Market Commentary: Monday 8th April
Overnight the Nikkei followed the US equity markets Friday performance and rose 0.8%. US equity markets rose following the better than expected payrolls figures. The US added 303k jobs compared to an expected 214k and the unemployment rate fell from 3.9% to 3.8%. Earnings growth - a potential inflation driver - continued to moderate, falling from 4.3% to 4.1%.
The People's Bank of China kept the yuan reference rate within its recent range in the daily fixing on Monday. Eyes are on the currency as it nears the PBOC limit for depreciation. China has acted aggressively when the limit has been reached in the past. The move has been caused by the combined factors of USD strength following reduced expectations for USD rate cuts and a generally weak economic picture in China. Gold keeps pushing to new highs, currently sitting at $2335 after reaching $2353 overnight.

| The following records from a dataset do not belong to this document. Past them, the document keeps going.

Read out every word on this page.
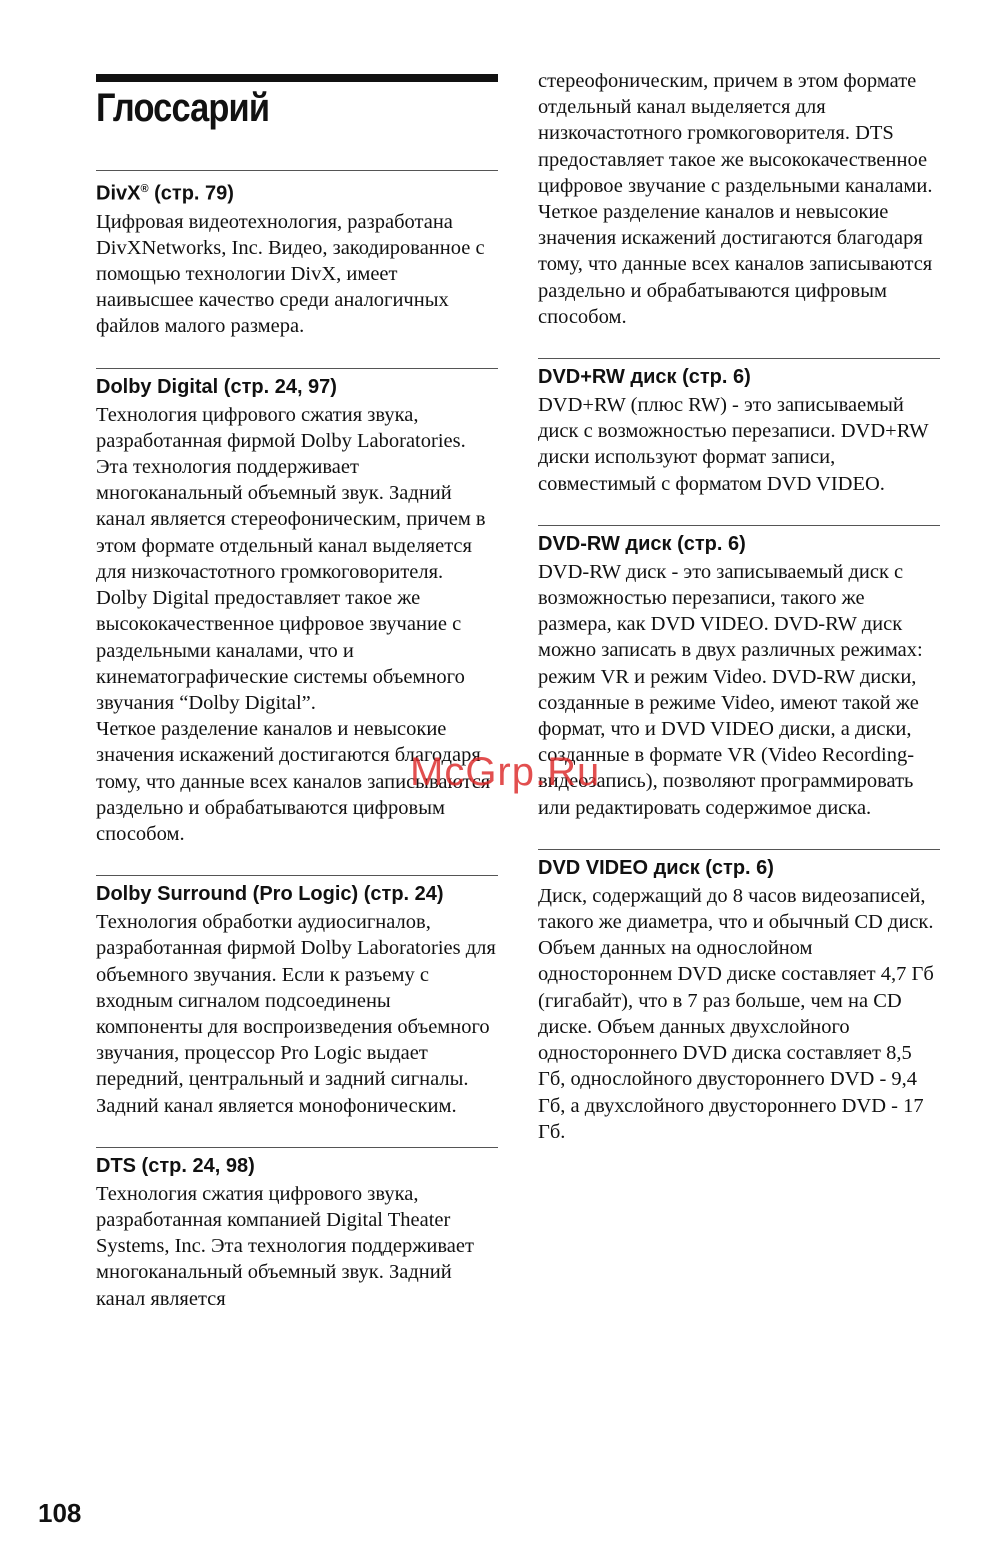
Глоссарий

DivX® (стр. 79)

Цифровая видеотехнология, разработана DivXNetworks, Inc. Видео, закодированное с помощью технологии DivX, имеет наивысшее качество среди аналогичных файлов малого размера.

Dolby Digital (стр. 24, 97)

Технология цифрового сжатия звука, разработанная фирмой Dolby Laboratories. Эта технология поддерживает многоканальный объемный звук. Задний канал является стереофоническим, причем в этом формате отдельный канал выделяется для низкочастотного громкоговорителя. Dolby Digital предоставляет такое же высококачественное цифровое звучание с раздельными каналами, что и кинематографические системы объемного звучания “Dolby Digital”.

Четкое разделение каналов и невысокие значения искажений достигаются благодаря тому, что данные всех каналов записываются раздельно и обрабатываются цифровым способом.

Dolby Surround (Pro Logic) (стр. 24)

Технология обработки аудиосигналов, разработанная фирмой Dolby Laboratories для объемного звучания. Если к разъему с входным сигналом подсоединены компоненты для воспроизведения объемного звучания, процессор Pro Logic выдает передний, центральный и задний сигналы. Задний канал является монофоническим.

DTS (стр. 24, 98)

Технология сжатия цифрового звука, разработанная компанией Digital Theater Systems, Inc. Эта технология поддерживает многоканальный объемный звук. Задний канал является

стереофоническим, причем в этом формате отдельный канал выделяется для низкочастотного громкоговорителя. DTS предоставляет такое же высококачественное цифровое звучание с раздельными каналами.

Четкое разделение каналов и невысокие значения искажений достигаются благодаря тому, что данные всех каналов записываются раздельно и обрабатываются цифровым способом.

DVD+RW диск (стр. 6)

DVD+RW (плюс RW) - это записываемый диск с возможностью перезаписи. DVD+RW диски используют формат записи, совместимый с форматом DVD VIDEO.

DVD-RW диск (стр. 6)

DVD-RW диск - это записываемый диск с возможностью перезаписи, такого же размера, как DVD VIDEO. DVD-RW диск можно записать в двух различных режимах: режим VR и режим Video. DVD-RW диски, созданные в режиме Video, имеют такой же формат, что и DVD VIDEO диски, а диски, созданные в формате VR (Video Recording- видеозапись), позволяют программировать или редактировать содержимое диска.

DVD VIDEO диск (стр. 6)

Диск, содержащий до 8 часов видеозаписей, такого же диаметра, что и обычный CD диск.

Объем данных на однослойном одностороннем DVD диске составляет 4,7 Гб (гигабайт), что в 7 раз больше, чем на CD диске. Объем данных двухслойного одностороннего DVD диска составляет 8,5 Гб, однослойного двустороннего DVD - 9,4 Гб, а двухслойного двустороннего DVD - 17 Гб.

McGrp.Ru
108
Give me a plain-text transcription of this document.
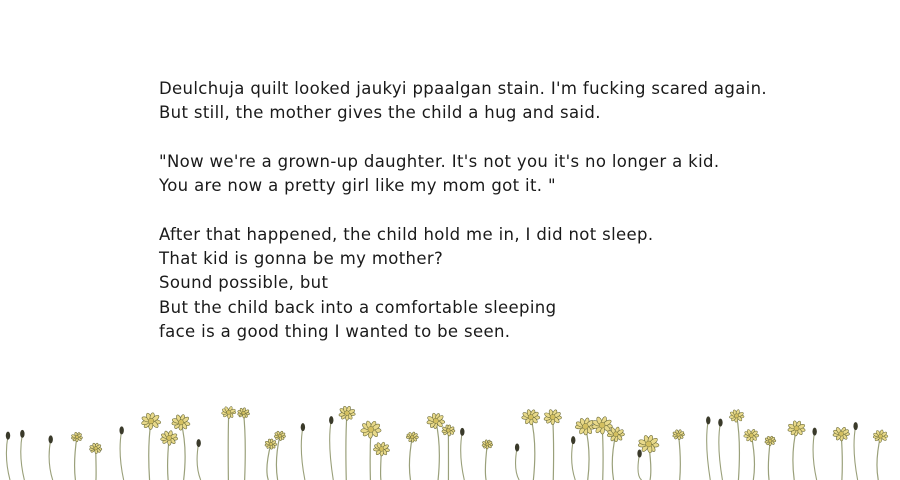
Deulchuja quilt looked jaukyi ppaalgan stain. I'm fucking scared again.
But still, the mother gives the child a hug and said.
"Now we're a grown-up daughter. It's not you it's no longer a kid.
You are now a pretty girl like my mom got it. "
After that happened, the child hold me in, I did not sleep.
That kid is gonna be my mother?
Sound possible, but
But the child back into a comfortable sleeping
face is a good thing I wanted to be seen.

The shiny rock rallied following the NFP data on Friday afternoon. Oil fell over 1% on the start of trading after middle east tensions failed to flare up over the weekend. There had been fears Iran would attack Israel or Israeli assets following an Israeli strike on an Iranian consulate in Syria last week. It's a busy week for data. Some of the highlights are German industrial production today, US FOMC minutes and CPI on Wednesday, an ECB rate decision on Thursday and German/French/Spanish CPI on Friday.